1. Ports
  2. Port 2912

Port 2912 sits in the registered port range, officially claimed — but if you're looking for something actually running here, you'll probably find nothing.

What Range This Port Belongs To

Port 2912 falls in the registered ports range (1024–49151), sometimes called the user ports. This range is where IANA records assignments for specific services and applications, but unlike the well-known ports below 1024, no elevated privileges are required to bind here. Any process on your system can open port 2912.
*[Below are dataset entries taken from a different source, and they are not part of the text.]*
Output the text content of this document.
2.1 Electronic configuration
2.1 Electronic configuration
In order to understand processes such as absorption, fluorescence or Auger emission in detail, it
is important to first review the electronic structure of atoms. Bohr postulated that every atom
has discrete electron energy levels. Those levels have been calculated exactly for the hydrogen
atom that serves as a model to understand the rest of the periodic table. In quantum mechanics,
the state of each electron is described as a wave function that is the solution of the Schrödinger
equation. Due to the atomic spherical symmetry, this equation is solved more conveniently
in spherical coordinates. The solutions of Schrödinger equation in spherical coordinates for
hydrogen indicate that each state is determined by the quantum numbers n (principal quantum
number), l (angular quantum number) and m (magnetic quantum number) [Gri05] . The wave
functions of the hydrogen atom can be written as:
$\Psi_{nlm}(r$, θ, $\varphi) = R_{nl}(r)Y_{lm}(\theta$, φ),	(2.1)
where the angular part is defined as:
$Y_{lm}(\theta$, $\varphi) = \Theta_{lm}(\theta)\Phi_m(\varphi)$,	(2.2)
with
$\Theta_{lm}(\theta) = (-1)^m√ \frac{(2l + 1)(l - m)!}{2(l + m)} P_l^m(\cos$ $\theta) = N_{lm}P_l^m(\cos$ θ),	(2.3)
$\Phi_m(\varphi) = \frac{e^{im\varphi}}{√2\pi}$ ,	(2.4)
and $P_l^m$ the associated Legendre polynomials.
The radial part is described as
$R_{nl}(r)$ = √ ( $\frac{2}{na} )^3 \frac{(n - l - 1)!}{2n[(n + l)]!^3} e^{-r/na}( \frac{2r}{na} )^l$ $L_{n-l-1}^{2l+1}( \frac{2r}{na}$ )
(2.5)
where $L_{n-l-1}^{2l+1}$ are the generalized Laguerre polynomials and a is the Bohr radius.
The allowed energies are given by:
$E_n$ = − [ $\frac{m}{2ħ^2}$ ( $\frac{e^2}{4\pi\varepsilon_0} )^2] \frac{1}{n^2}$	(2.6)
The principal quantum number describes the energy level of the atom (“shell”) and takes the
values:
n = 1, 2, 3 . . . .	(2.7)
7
The registered range is enormous — over 48,000 ports — and IANA manages it on a first-come, first-served basis. Organizations and developers apply, IANA records the assignment, and that's largely the end of enforcement. There's no requirement that the service ever ship, that the company still exist, or that anyone ever actually use the port.

The Epicon Registration

IANA lists port 2912 (both TCP and UDP) as assigned to Epicon, with contact attributed to Michael Khalandovsky at epicon.com.1 That's the entirety of the public record.

What is Epicon? Unknown. No RFC defines the protocol. No publicly available software claims to use it. No documentation describes what it does. The registration exists, the contact email exists, and nothing else does — at least nothing findable.

This is more common than it sounds. The IANA registry holds thousands of entries for services that registered a port, then went quiet. Startups that folded. Internal tools that never productized. Projects abandoned before launch. The port stays registered indefinitely; the product doesn't have to.

Port 2912 appears to be one of these. It's not dangerous — it's just empty.

What You're Likely to Find on This Port

Almost certainly: nothing. Port 2912 has no active presence in security databases, no documented malware associations, and no widely deployed service. If something is listening on this port on your machine, it's an application you installed, not Epicon.

How to Check What's Listening

If you see traffic on port 2912 and want to know what's responsible:

On Linux or macOS:

# Show what process is listening on port 2912
ss -tlnp | grep 2912
# or
lsof -i :2912

On Windows:

netstat -ano | findstr :2912

The output will give you a process ID (PID), which you can look up in Task Manager or with ps aux to identify the application.

Why Ghost Registrations Exist

The IANA port registry wasn't designed to be a living, curated catalog. It was designed to prevent collisions — to ensure two services don't accidentally choose the same port and conflict. Once a port is registered, the registry doesn't expire it when the service disappears.

This means the registered range contains a mix of actively used ports (PostgreSQL on 5432, Redis on 6379), niche but real services, and a long tail of ghost entries like port 2912 — reserved in perpetuity for something that may no longer exist.

It's the Internet's version of a reserved parking space with nobody's name on it anymore.